We also filed another emergency amicus brief in the 6th Circuit Court of Appeals defending the state’s right to shut down elective abortions as part of its elective procedure suspension during the pandemic. And we will continue to follow this case as it proceeds at the district court level.

Planned Parenthood recently issued a statement that it’s going rogue, and will continue to perform abortions regardless of the order, recklessly thumbing its nose at national and state guidelines.

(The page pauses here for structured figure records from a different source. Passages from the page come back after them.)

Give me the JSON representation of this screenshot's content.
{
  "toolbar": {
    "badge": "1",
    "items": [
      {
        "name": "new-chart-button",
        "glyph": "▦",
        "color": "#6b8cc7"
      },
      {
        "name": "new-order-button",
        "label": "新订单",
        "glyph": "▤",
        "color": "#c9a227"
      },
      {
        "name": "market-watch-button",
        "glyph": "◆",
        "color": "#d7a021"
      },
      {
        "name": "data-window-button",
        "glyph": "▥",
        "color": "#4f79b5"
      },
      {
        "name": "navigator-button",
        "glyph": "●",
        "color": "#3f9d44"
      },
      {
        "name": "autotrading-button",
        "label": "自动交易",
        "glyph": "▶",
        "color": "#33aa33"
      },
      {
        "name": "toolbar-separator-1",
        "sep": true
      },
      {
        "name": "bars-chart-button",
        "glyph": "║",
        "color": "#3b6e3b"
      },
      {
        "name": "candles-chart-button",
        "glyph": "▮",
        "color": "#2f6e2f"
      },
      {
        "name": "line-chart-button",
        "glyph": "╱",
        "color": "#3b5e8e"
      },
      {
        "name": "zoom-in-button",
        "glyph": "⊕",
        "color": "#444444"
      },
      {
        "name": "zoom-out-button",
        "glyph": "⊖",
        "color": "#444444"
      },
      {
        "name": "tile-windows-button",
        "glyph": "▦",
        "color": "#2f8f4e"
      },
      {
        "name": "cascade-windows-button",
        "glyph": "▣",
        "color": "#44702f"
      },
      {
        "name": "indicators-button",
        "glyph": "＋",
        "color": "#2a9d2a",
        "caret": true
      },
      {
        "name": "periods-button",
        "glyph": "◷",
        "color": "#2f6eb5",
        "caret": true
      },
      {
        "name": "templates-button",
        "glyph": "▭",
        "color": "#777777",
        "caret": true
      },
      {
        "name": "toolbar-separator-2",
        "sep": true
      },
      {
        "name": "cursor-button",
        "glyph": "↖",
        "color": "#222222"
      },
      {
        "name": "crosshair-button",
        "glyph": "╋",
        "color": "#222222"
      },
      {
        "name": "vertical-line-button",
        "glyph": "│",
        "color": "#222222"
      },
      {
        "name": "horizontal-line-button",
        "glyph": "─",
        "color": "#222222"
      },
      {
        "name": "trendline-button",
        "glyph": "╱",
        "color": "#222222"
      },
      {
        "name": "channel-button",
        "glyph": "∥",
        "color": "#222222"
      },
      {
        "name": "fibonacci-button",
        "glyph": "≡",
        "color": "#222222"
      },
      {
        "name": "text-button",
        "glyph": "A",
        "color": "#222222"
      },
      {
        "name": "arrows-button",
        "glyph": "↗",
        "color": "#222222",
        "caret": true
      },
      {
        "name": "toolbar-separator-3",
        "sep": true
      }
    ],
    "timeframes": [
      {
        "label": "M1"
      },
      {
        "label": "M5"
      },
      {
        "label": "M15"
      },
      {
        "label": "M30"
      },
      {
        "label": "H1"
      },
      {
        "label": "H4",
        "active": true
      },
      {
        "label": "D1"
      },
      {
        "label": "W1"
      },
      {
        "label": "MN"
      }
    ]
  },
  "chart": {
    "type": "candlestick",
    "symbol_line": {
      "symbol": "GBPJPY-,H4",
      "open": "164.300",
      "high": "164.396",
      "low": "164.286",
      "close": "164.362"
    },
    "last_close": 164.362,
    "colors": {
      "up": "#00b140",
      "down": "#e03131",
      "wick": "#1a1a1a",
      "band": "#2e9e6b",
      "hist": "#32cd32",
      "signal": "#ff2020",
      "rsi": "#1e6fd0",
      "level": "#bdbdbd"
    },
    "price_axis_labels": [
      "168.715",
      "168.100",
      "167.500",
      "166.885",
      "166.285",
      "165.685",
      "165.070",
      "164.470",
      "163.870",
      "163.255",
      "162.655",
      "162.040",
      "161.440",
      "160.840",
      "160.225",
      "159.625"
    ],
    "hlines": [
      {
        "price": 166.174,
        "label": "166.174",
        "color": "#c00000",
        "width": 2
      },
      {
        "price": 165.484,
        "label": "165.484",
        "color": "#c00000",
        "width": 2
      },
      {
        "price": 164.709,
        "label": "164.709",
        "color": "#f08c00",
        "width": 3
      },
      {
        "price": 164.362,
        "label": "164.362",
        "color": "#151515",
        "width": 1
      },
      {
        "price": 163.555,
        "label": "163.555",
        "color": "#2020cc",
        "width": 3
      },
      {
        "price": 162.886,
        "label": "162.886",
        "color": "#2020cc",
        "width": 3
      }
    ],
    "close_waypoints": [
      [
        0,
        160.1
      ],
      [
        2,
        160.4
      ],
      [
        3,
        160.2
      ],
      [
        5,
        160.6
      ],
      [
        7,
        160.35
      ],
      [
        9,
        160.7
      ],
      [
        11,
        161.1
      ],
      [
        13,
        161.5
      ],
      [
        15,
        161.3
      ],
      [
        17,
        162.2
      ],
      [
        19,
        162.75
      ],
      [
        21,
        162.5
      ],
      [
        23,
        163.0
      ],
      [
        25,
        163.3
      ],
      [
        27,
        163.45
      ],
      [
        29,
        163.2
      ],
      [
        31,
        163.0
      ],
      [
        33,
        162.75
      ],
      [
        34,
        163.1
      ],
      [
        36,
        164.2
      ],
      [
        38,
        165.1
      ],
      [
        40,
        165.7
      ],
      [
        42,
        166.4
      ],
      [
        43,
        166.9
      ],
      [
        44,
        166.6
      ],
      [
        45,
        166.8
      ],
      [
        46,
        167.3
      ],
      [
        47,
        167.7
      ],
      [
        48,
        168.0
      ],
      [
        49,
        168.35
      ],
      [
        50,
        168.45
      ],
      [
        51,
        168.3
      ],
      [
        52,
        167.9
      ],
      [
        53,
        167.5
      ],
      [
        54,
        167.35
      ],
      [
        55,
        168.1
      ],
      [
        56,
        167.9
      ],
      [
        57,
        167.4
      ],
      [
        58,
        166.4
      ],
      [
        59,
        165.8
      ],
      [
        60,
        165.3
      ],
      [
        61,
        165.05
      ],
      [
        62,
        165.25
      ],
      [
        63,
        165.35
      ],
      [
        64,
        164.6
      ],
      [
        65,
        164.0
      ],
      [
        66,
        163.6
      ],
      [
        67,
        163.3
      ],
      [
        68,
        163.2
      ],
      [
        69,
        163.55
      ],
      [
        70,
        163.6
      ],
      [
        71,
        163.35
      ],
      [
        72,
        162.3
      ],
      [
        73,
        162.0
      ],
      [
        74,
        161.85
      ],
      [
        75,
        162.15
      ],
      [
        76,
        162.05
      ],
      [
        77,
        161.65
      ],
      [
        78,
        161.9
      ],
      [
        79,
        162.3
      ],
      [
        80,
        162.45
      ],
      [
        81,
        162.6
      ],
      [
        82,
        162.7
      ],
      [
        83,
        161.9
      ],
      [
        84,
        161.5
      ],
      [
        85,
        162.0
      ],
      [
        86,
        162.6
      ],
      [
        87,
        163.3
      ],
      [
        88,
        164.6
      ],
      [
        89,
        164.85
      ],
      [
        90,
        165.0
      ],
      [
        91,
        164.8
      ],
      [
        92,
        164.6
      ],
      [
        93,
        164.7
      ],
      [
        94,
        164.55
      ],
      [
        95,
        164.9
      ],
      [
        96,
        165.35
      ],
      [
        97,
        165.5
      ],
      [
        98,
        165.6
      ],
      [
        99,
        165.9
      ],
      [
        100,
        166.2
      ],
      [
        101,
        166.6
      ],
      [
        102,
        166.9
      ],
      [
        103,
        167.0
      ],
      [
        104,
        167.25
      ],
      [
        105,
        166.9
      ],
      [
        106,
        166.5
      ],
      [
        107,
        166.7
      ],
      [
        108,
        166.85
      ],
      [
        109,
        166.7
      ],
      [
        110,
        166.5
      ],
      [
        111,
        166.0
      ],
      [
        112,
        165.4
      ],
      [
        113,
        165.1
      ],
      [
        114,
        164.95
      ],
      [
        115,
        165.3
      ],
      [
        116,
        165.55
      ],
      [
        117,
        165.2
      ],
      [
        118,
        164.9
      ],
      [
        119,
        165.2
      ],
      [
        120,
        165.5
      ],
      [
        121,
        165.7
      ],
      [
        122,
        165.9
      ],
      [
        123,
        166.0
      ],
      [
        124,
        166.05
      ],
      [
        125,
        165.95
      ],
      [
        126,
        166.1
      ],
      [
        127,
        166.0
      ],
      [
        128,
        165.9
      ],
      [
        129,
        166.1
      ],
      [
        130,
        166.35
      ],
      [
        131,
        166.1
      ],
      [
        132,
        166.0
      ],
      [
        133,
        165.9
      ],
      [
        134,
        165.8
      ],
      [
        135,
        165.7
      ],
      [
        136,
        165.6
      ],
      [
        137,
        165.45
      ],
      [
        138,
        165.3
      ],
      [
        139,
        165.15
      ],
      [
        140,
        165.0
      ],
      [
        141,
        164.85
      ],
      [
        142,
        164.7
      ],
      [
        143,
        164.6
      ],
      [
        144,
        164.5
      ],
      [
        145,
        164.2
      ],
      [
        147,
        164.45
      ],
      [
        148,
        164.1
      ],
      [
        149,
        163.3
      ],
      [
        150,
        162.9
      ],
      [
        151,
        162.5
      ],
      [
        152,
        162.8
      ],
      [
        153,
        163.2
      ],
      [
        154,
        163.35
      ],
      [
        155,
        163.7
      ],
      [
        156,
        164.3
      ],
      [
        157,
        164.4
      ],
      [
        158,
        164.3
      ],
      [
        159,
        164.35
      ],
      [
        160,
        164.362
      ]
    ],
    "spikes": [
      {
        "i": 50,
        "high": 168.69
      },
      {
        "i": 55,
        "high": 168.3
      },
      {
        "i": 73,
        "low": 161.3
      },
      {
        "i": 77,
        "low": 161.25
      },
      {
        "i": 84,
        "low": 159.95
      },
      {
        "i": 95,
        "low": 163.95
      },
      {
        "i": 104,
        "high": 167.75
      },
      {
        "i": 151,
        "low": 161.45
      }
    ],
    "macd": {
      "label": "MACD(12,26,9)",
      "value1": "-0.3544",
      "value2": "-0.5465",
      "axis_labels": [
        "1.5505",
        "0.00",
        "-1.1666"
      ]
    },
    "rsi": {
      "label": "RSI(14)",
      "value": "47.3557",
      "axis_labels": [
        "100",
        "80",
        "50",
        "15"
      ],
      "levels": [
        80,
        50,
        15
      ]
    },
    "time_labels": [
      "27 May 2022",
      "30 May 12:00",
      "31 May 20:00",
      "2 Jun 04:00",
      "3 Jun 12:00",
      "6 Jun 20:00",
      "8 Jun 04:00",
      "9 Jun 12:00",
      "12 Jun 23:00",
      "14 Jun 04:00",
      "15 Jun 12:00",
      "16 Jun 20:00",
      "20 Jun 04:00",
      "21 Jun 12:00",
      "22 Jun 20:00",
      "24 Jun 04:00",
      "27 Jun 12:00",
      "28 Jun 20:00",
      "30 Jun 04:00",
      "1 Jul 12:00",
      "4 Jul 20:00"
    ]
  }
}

Planned Parenthood wants to continue its false narrative that abortions won’t place an undue strain on medical equipment. But then why did, as we reported previously, the abortion giant solicit donations of masks, gloves, shoe covers, and other medical supplies for its clinics, when these items are desperately needed in hospitals all over the country as they work around the clock to save lives and halt the pandemic? Interestingly, Planned Parenthood has stripped those requests from all of their websites and social media since we and others called them out for contradicting their own abortion distortion.

Abortion is not essential healthcare. It DOES use up critically needed medical equipment, and it DOES increase the risk of transferring the Coronavirus. Overall, it takes innocent lives at a time when all medical workers and facilities need to be focused on saving life.

These state suspensions on non-essential, elective abortions need to be upheld and enforced.

We are quickly preparing to file briefs in more of these cases in the coming days. Planned Parenthood is not above the law, and its lawsuits to keep aborting babies increase the odds of the virus spreading, and put all of our safety at risk.

UPDATE 04.08.2020: We’ve have just filed our second emergency amicus brief in this case, the fourth overall in these cases, this time in support of Oklahoma’s emergency stay request before the Tenth Circuit Court of Appeals. We now represent 62 members of the Oklahoma state legislature. In addition to those named above, the following state senators have also joined our new brief: Senators Brent Howard, Michael Bergstrom, Roger Thompson, Lonnie Paxton, Mark Allen, Joe Newhouse, Marty Quinn, Gary Stanislawski, Ron Sharp, Chuck Hall, Adam Pugh, Dewayne Pemberton, John Haste, and James Leewright. Moreover, more than 100,000 ACLJ members signed on to our latest brief. We specifically urge the court to follow the Fifth Circuit’s well-reasoned ruling allowing Texas to implement a similar measure temporarily halting elective abortions as part of their restriction on all elective procedures in the state. As the Fifth Circuit rightfully held, in the case of pandemic a “settled rule allows the state to restrict, for example, one’s right to peaceably assemble, to publicly worship, to travel, and even to leave one’s home. The right to abortion is no exception.”